The fact is, even at his worst LaBeouf’s talent has never been in doubt. Maybe he’s had brushes with the law, but his recent work in AMERICAN HONEY, BORG VS MCENROE and now this proves his talent has never waned. While at times the film feels uncomfortably like a therapy session put on the big screen for all to see, LaBeouf didn’t go halfway with this, and even those who may not like HONEY BOY will have a hard time dismissing it or not appreciating the effort.

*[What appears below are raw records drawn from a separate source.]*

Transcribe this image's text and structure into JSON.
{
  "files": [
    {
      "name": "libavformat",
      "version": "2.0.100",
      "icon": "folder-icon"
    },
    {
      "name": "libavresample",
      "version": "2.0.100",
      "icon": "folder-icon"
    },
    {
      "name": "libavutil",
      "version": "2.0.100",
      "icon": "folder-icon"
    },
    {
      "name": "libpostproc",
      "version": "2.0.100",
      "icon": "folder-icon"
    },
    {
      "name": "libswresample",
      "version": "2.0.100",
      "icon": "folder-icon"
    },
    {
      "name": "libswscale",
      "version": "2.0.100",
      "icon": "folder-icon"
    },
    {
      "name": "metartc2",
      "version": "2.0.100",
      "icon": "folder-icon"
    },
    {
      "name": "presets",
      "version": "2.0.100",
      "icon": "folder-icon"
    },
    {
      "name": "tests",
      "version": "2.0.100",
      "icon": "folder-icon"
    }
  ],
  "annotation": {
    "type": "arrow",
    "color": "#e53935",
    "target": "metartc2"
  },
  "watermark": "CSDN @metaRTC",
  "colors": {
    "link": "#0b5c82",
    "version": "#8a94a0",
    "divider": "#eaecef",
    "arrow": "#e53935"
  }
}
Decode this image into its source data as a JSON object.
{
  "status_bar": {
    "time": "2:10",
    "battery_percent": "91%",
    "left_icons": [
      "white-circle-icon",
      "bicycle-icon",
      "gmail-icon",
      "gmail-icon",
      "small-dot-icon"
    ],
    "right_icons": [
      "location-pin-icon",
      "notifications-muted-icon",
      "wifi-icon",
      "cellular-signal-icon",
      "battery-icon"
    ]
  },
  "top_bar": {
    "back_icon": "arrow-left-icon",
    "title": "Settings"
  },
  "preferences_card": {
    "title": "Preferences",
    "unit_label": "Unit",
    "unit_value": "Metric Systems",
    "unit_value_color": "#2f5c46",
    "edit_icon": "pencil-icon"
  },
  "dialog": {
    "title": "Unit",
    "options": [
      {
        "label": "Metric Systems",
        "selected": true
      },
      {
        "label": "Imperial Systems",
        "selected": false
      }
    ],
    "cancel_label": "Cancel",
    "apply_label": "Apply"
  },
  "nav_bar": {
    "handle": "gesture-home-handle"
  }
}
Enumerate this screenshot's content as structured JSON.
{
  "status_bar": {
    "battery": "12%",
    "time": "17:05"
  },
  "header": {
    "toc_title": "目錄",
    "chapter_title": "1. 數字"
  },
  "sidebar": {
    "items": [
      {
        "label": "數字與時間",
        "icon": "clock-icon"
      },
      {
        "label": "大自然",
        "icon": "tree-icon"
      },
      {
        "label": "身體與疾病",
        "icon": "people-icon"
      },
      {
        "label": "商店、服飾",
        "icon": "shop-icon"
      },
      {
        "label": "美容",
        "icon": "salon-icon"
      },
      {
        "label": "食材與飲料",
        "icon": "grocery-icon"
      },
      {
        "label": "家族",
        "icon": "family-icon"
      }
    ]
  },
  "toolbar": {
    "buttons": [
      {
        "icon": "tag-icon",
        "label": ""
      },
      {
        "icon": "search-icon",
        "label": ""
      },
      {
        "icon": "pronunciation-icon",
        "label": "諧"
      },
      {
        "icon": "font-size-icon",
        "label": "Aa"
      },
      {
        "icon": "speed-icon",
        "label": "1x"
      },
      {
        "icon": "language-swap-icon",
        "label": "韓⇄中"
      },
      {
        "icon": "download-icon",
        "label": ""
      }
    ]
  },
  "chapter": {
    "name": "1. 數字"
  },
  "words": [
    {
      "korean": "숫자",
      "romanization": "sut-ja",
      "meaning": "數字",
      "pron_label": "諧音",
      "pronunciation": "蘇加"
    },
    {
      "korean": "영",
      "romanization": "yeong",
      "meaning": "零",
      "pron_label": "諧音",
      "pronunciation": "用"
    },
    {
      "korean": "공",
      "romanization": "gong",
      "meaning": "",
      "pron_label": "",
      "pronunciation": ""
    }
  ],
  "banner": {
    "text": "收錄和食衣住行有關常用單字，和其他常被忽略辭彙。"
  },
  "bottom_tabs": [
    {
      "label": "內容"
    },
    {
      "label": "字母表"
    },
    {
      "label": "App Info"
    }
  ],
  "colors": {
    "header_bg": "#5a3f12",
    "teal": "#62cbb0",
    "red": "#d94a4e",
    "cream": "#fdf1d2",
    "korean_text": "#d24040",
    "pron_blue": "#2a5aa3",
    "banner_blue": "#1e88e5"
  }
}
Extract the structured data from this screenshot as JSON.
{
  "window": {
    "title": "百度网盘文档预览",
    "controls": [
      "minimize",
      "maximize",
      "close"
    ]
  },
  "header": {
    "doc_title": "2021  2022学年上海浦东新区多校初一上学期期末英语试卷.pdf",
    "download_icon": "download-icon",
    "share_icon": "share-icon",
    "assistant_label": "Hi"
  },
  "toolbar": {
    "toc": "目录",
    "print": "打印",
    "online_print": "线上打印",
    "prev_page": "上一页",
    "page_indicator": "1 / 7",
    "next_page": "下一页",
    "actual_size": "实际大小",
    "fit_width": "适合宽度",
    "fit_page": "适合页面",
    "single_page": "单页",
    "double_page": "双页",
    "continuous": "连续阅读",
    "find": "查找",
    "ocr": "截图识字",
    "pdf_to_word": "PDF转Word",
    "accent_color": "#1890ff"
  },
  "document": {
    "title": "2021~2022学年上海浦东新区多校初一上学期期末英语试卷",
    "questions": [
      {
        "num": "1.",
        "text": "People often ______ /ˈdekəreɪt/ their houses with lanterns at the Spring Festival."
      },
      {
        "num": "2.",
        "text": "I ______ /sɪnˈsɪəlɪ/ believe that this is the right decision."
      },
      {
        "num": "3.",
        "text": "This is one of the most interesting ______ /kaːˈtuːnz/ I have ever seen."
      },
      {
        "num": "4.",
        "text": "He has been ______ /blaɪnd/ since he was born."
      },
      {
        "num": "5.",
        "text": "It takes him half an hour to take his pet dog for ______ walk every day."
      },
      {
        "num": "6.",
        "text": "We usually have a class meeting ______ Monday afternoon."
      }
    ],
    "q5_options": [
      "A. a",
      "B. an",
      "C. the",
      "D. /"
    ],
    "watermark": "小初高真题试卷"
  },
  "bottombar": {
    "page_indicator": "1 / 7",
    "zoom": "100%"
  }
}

While a lot of the buzz leading up to the film was about Hedges in effect playing LaBeouf, his role is relatively minor. Rather, the guts of the film revolve around LaBeouf and Jupe, who’s so good at times you worry about his well-being, given the way the movie itself seems critical of the way child actors are forced to affect these adult personas while still children.

In the end, HONEY BOY may be a touch too self-reflexive to really connect in a big way but it’ll no doubt help put LaBeouf back on the map, with him still having the potential to be one of our great actors if he could get his demons under control. This is him trying to work towards that, making it pretty unique as far as big-screen star passion projects go.